A Feather on the Water(2)





Newhaven, England: Two Days Later

Kitty heard the sea in her sleep. The distant smack of waves against a wooden pier. The sound triggered a dream about her old school in Austria. She was in the yard, jumping a rope that slapped the ground as she chanted a rhyme. “Schifflein, Schifflein, fahr nach Holland. Die Wellen schlugen hoch, hoch . . .” Little boat, little boat, go to Holland. The waves beat high, high . . .

After she opened her eyes, it took a few befuddled moments to work out where she was. The train compartment was in semidarkness, the curtain shifting in the draft from an open window. Why had they stopped? Moving slowly so as not to disturb the slumbering body beside her, she lifted a corner of the moth-eaten fabric and peered through the dusty glass.

The sky was tinged pink with the coming sunrise. She could see the corner of a building up ahead, and the first four letters of a sign: “NEWH.” They must be almost there, then: waiting for some signal to allow the train to enter the station. To her right were metal railings, through which she caught the glimmer of water. Craning her neck, she saw that they were at the mouth of a river, where it met the open sea. The swell, ruffled by the breeze, turned the surface into a silver shoal of ripples. The masts of fishing boats swayed back and forth.

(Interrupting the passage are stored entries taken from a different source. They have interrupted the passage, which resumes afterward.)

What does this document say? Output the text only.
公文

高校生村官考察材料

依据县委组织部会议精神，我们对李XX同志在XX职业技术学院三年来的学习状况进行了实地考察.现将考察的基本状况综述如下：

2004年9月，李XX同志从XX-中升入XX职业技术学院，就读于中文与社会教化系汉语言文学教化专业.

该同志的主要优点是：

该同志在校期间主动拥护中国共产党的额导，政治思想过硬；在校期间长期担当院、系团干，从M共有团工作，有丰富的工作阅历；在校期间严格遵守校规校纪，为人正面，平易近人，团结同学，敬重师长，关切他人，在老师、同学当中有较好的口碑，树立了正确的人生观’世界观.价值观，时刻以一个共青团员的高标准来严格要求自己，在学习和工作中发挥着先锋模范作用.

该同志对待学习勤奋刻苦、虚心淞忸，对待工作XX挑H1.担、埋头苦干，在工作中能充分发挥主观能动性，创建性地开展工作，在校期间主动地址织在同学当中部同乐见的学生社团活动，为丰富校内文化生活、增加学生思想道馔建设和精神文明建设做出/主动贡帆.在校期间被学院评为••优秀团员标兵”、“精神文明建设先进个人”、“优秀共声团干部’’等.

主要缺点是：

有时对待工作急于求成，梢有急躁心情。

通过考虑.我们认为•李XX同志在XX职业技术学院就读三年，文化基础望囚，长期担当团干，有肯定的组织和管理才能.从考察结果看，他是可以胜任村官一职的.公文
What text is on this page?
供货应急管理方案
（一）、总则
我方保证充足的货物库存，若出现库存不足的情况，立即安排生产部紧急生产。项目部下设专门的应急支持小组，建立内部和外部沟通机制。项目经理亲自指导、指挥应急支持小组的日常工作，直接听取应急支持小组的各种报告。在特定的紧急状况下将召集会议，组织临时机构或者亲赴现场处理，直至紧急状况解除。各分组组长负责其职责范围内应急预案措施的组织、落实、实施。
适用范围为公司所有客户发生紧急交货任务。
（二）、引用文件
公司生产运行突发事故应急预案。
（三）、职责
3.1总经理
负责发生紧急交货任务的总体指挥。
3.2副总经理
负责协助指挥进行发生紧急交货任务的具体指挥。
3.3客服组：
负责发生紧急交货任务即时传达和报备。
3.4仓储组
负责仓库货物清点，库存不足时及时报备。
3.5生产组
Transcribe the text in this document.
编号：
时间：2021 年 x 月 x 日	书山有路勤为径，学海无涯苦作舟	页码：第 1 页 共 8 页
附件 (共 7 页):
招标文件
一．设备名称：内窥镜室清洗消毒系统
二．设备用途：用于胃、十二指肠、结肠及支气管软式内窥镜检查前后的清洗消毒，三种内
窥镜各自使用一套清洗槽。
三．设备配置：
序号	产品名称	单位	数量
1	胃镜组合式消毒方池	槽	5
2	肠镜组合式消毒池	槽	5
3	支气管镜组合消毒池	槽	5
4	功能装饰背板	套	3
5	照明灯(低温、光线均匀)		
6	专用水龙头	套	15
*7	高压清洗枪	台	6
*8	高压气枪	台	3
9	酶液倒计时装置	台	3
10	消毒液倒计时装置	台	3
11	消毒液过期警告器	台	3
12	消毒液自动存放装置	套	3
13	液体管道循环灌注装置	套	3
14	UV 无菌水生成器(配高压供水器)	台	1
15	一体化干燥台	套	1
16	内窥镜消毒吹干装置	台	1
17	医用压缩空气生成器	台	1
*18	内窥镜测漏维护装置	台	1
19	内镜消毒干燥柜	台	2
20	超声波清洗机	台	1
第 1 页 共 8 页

She spotted the hull of a big ship heading slowly into port. Was that her ship? Even from a distance it looked old, battered. But everything that had come through the war looked that way: buildings, bridges, vehicles. People, too. She glanced at the man slumped in the seat opposite. His thinning hair was gray above a face that looked anxious, even in sleep. He’d wished her good evening in an accent that marked him as foreign, as hers had once done. She wondered if, like her, he’d come to England to escape the war. And what he’d be returning to.

Looking back at the view through the window, she watched the climbing sun streak the water with gold. She thought how different the sea looked from the image she’d carried inside her head for so long: a memory of gunmetal waves whipped up by an icy December wind; gulls screaming; children crying; the stink of rotting fish as she’d marched up the gangway, clutching her little suitcase.

She’d been too young then to know the name of the water she was crossing. At twelve years old, all she knew was that the boat was taking her to England. The safe place. You’ll like it there. Her father’s voice echoed down the years. He’d taught her one phrase in English, which she’d repeated over and over as the boat lurched through those angry waves: “I’m hungry—please, may I have some bread?”

Closing her eyes, she tried to remember the faces of her parents. There had been no photograph wrapped in the clothes inside her suitcase, because they’d tried so hard, when they waved goodbye, to pretend that everything was normal. Just a little while, and we’ll all be together again. Why was it that she could recall her mother’s voice—those parting words, whispered in German—but couldn’t remember the color of her eyes?

The train jolted back to life, bringing murmurs and movement from the other passengers in Kitty’s compartment. As it drew nearer to the station, she caught sight of a man holding a cardboard sign with the letters “UNRRA” scrawled across it. She felt her mouth go dry. It was real. She really was going. Those untidy black letters spelled escape from this country that had both saved her and held her captive. Before the sun went down this evening, she would be in France. And after that, she’d be on her way to Germany.

As she reached up to the luggage rack to retrieve her bag, she remembered the words Fred had hissed in the darkness of the theater on her last night in Manchester. He hadn’t wanted her to go. In a clumsy sort of way, he’d asked her to marry him. And when she’d said that she couldn’t think of settling down until she’d found out about her parents, he’d gone quiet. Then, as the lights went down and the show was about to start, he’d said: “Why can’t you just face it? You’re an orphan, Kitty.”

Orphan. Somehow, the word sounded even lonelier in English than in German. He hadn’t meant to be cruel—she was certain of that. He was only saying what any logical, right-thinking person would conclude after reading the harrowing newspaper reports and scanning the lists posted by the Red Cross. Millions had died. How could her parents have been spared? And if, by some miracle, they were alive, why had there been no letter from them in five years?



The queasiness in Martha’s stomach hadn’t subsided since takeoff. The journey had been every bit as arduous as she had feared—two long flights punctuated by a stopover at Nova Scotia to refuel. The military airplane was so noisy that conversation of any kind during the flight had been impossible. There were five men and one other woman in the UNRRA group, but apart from perfunctory introductions as they’d been about to board, she hadn’t had the chance to find out anything about them. The men looked to be late forties or older—past the age limit to have been drafted. The woman was closer to Martha’s age. She hadn’t smiled when they’d been introduced. And she hadn’t looked pleased to be seated next to Martha on the flight. She’d been asleep throughout the second leg of the journey.

Martha peered out at the lightening sky. They were flying above a fluffy blanket of clouds. After a few minutes, holes appeared. It was just possible to see that they were no longer flying over the ocean. She wasn’t sure if the land she could see was England.